Feeds 4 (Picture is half of the recipe)
Ingredients
2 Broccoli
1/4 Red Onion
200g Butternut Pumpkin
100g Greek Feta Cheese
2 tbsp currants
1 (thereabouts) cup cooked Quinoa (about 1/4 cup uncooked)
White wine vinegar (or lemon)
1 tbsp Sour Cream
1 tbsp Mayo
EVOO
S+P
Method
Cook and drain your quinoa and let it sit in the fridge till we need it at the end.
Cut your pumpkin into cubes and add them to a bowl with a tiny bit of water and a sprinkle of salt. Cover with cling film, pierce a hole and put it in the microwave to steam for 3 - 4 minutes.
Once the pumpkin is done you can add it to a pan with a little bit of butter or oil and let it brown. It'll only take a few minutes.
Cut your broccoli into little florets and add them to a bowl, because they're going to be quite raw remember to keep the pieces small. Boil some water and pour it over them, let them sit for about 30 seconds and then drain.
Add them back into the bowl as well as the pumpkin, quinoa, the onion which should be finely sliced, the currants and the feta which you can crumble with your hands.

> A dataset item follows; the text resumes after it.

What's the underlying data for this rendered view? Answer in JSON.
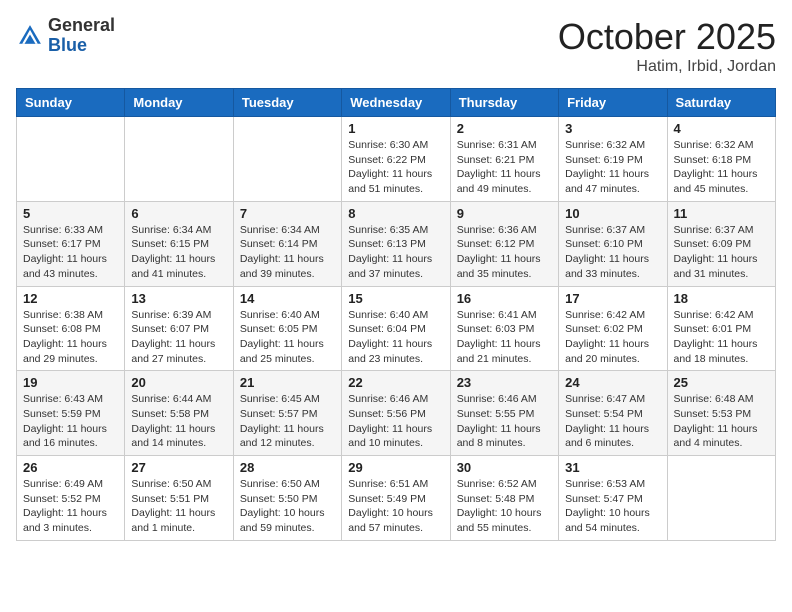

For your dressing, get a jar and add in the sour cream, mayo, a drizzle of oil and vinegar (or lemon), s+p and a splash of water. Close the lid and give it a shake, if you feel like it's too thick add in a little more water. You want the dressing to coat and flavour your vegetables but not be a thick paste.

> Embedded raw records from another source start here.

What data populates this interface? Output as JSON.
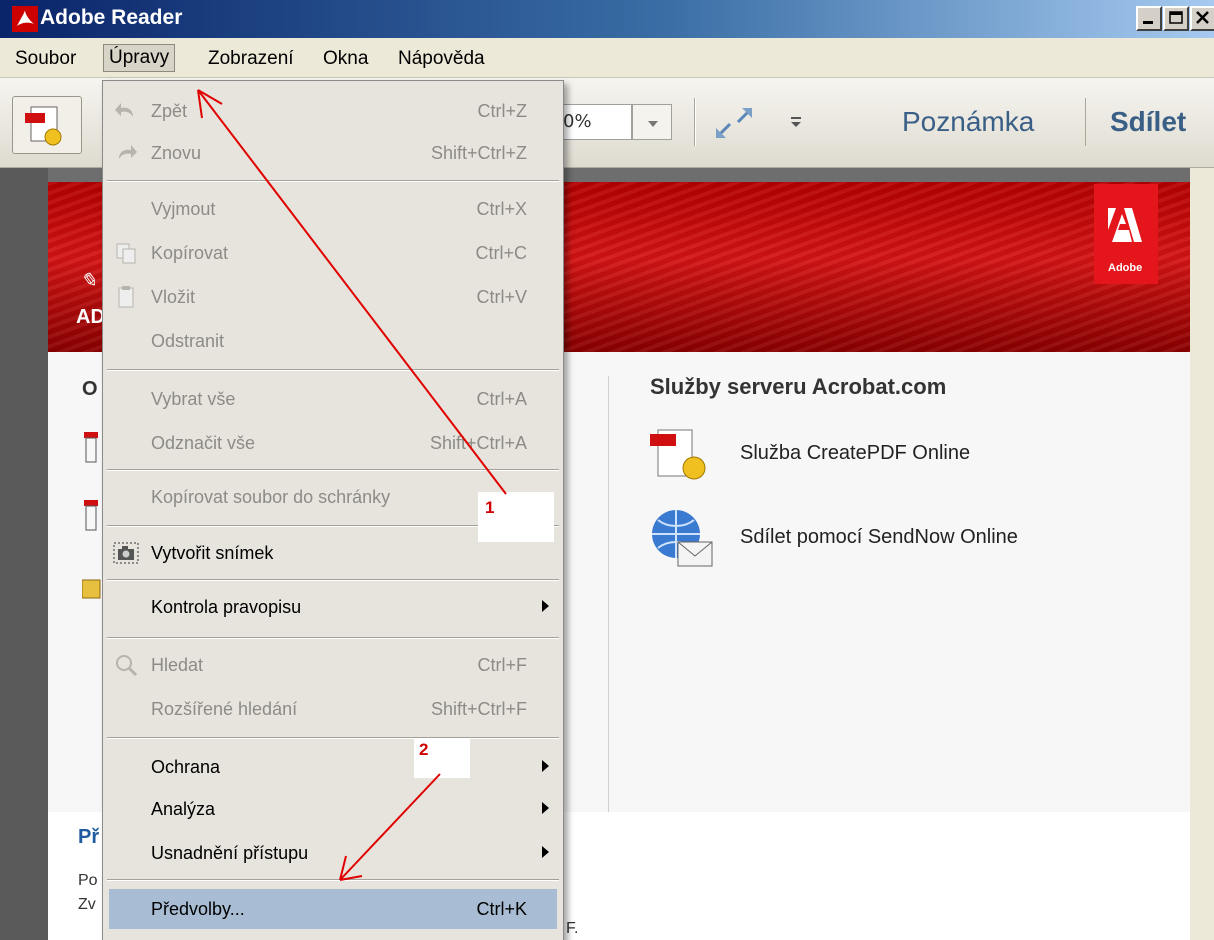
{
  "window": {
    "title": "Adobe Reader"
  },
  "menubar": {
    "items": [
      {
        "label": "Soubor"
      },
      {
        "label": "Úpravy"
      },
      {
        "label": "Zobrazení"
      },
      {
        "label": "Okna"
      },
      {
        "label": "Nápověda"
      }
    ]
  },
  "toolbar": {
    "zoom_value": "0%",
    "links": [
      "Poznámka",
      "Sdílet"
    ]
  },
  "edit_menu": {
    "items": [
      {
        "label": "Zpět",
        "shortcut": "Ctrl+Z",
        "disabled": true,
        "icon": "undo-icon"
      },
      {
        "label": "Znovu",
        "shortcut": "Shift+Ctrl+Z",
        "disabled": true,
        "icon": "redo-icon"
      },
      {
        "label": "Vyjmout",
        "shortcut": "Ctrl+X",
        "disabled": true
      },
      {
        "label": "Kopírovat",
        "shortcut": "Ctrl+C",
        "disabled": true,
        "icon": "copy-icon"
      },
      {
        "label": "Vložit",
        "shortcut": "Ctrl+V",
        "disabled": true,
        "icon": "paste-icon"
      },
      {
        "label": "Odstranit",
        "shortcut": "",
        "disabled": true
      },
      {
        "label": "Vybrat vše",
        "shortcut": "Ctrl+A",
        "disabled": true
      },
      {
        "label": "Odznačit vše",
        "shortcut": "Shift+Ctrl+A",
        "disabled": true
      },
      {
        "label": "Kopírovat soubor do schránky",
        "shortcut": "",
        "disabled": true
      },
      {
        "label": "Vytvořit snímek",
        "shortcut": "",
        "disabled": false,
        "icon": "camera-icon"
      },
      {
        "label": "Kontrola pravopisu",
        "shortcut": "",
        "disabled": false,
        "submenu": true
      },
      {
        "label": "Hledat",
        "shortcut": "Ctrl+F",
        "disabled": true,
        "icon": "search-icon"
      },
      {
        "label": "Rozšířené hledání",
        "shortcut": "Shift+Ctrl+F",
        "disabled": true
      },
      {
        "label": "Ochrana",
        "shortcut": "",
        "disabled": false,
        "submenu": true
      },
      {
        "label": "Analýza",
        "shortcut": "",
        "disabled": false,
        "submenu": true
      },
      {
        "label": "Usnadnění přístupu",
        "shortcut": "",
        "disabled": false,
        "submenu": true
      },
      {
        "label": "Předvolby...",
        "shortcut": "Ctrl+K",
        "disabled": false,
        "highlighted": true
      }
    ]
  },
  "welcome": {
    "services_title": "Služby serveru Acrobat.com",
    "services": [
      {
        "label": "Služba CreatePDF Online",
        "icon": "createpdf-icon"
      },
      {
        "label": "Sdílet pomocí SendNow Online",
        "icon": "sendnow-icon"
      }
    ],
    "adobe_logo_text": "Adobe",
    "banner_fragment": "AD",
    "left_fragments": [
      "O",
      "Př",
      "Po",
      "Zv",
      "F."
    ]
  },
  "annotations": {
    "step1": "1",
    "step2": "2"
  },
  "colors": {
    "titlebar_start": "#0a246a",
    "banner_red": "#d41414",
    "highlight": "#a8bdd3",
    "annotation_red": "#d00000",
    "link_blue": "#3a5f86"
  }
}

Pour it over your salad and give everything a good mix.
Enjoy x
My Tip: Want more crunch add in some toasted flaked almonds or sunflower seeds, there's so many ways your can play with this salad to make it perfect for you. It's the perfect salad to prepare ahead of time, even with the dressing, because nothings going to get too soft, instead the flavours will just intensify.